It’s Just Craig is Craig Helmreich, Marc Ford, Elijah Ford, Jason Slota, Rob Shelton and Jess and Kels Von Strantz. Craig Helmreich is a corporate attorney (a “suit”) who moonlights as a singer/songwriter. The band’s second album – Dark Corners – will drop at the end of June. Dark Corners relates the tale of a cargo boat captain, who sets off on the high seas. To what end, even he doesn’t know.
Dark Corners contains ten tracks. First up is a short piano Intro. Since this is a concept album, the presence of an intro is understandable and sets the tone, which is introspective. The second track is called “Go,” a laid-back tune heavy with an Americana influence. The piano drives the melody, which is poignant; and there are some excellent guitar licks on the solo, courtesy of Marc Ford.
“Alone” follows in the musical footsteps of “Go.” “Alone is laid-back and the melody is light and delicate, imbuing the tune with a tentativeness, as the Captain seeks to rely on stoicism to get him through his solo journey. The piano accents, which are beautiful and arranged well, complement what sounds like a steel guitar.
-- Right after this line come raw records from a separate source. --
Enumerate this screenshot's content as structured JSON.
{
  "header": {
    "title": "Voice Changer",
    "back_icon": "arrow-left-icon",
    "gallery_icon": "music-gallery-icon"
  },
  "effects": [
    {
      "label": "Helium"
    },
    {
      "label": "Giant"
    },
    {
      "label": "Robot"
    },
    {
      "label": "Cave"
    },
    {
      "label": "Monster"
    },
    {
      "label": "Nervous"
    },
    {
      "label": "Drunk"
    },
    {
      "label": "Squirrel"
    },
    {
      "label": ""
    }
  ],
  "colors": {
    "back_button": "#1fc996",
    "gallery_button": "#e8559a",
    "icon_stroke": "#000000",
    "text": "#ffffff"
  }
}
“Captain” changes things up a bit, establishing a nice groove and a slightly monotonous beat that is reflective of what the Captain is feeling weeks into his journey. Elijah Ford provides a light but wonderful touch on the keyboards. “Siren Sings” kicks things up a notch with a goosed up groove that carries a punk-like influence, as does the melody. A Devo-sounding synth adds an innovative flavor to the melody.
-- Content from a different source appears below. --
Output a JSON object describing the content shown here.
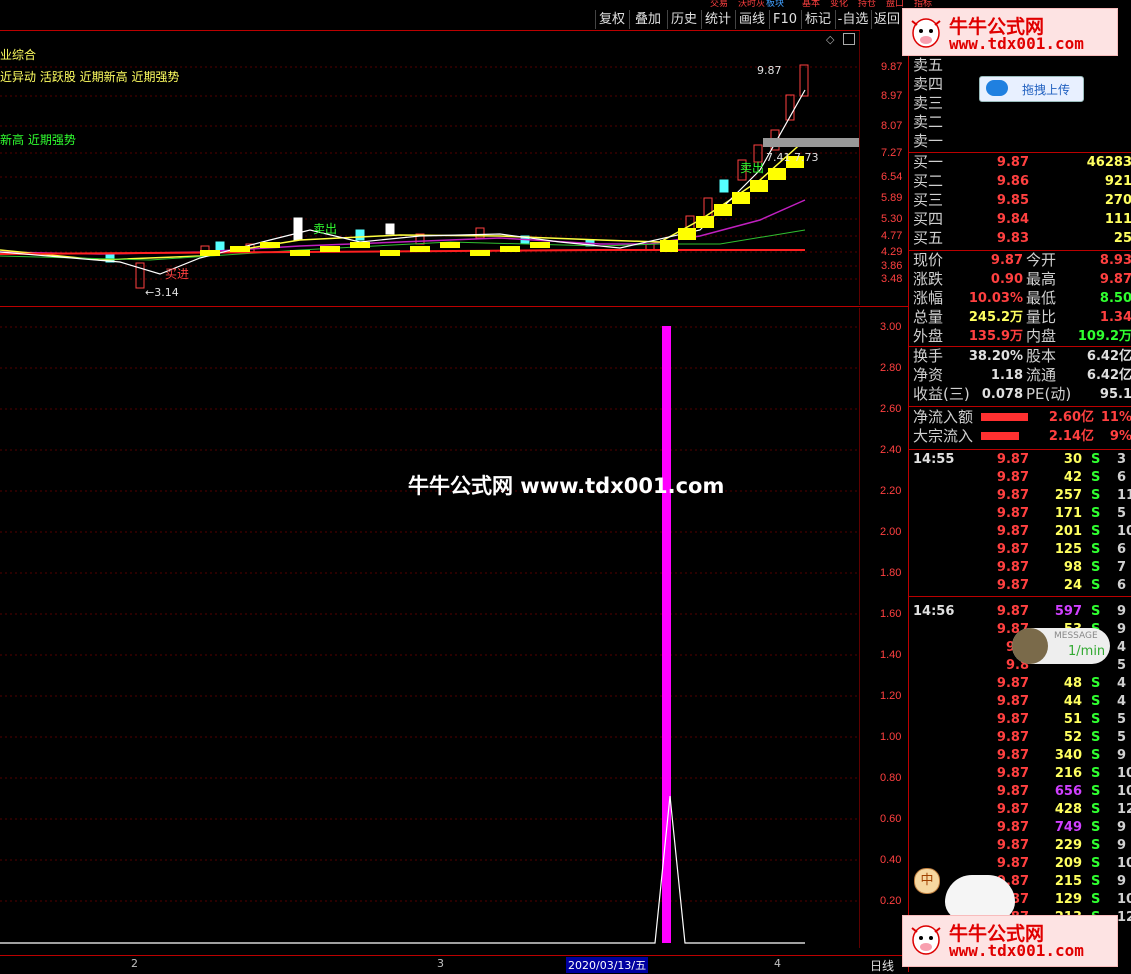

“Goodnight” is a spacey, almost psychedelic tune that is probably most accurately defined as Goth Country. It’s a bit like listening to a Steve Miller song, with the “Space Cowboy” effects. “Rain Never Came” is a good tune: imagine Lou Reed covering a Chris Isaak’s song and simultaneously injecting psychedelic effects. If you can do that, you’ll have an idea of what it sounds like. It’s actually good stuff!
“Leaving Now” comes across as a country influenced dirge, almost. It drags a bit and I didn’t care for the vocals. The ninth track on the album is two minutes of nothing. No sound, just nothing. Maybe the Captain drowned? I’m serious; that’s how I interpret it.
The last track, a hidden track, is called “Thirty Nine” and is not part of the story. It’s a separate song, an ode about Jason Molina, whose struggle with alcoholism resulted in his untimely passing.
As a concept album, Dark Corners works well. The songs speak eloquently of the Captain’s piacular journey, alone on his boat.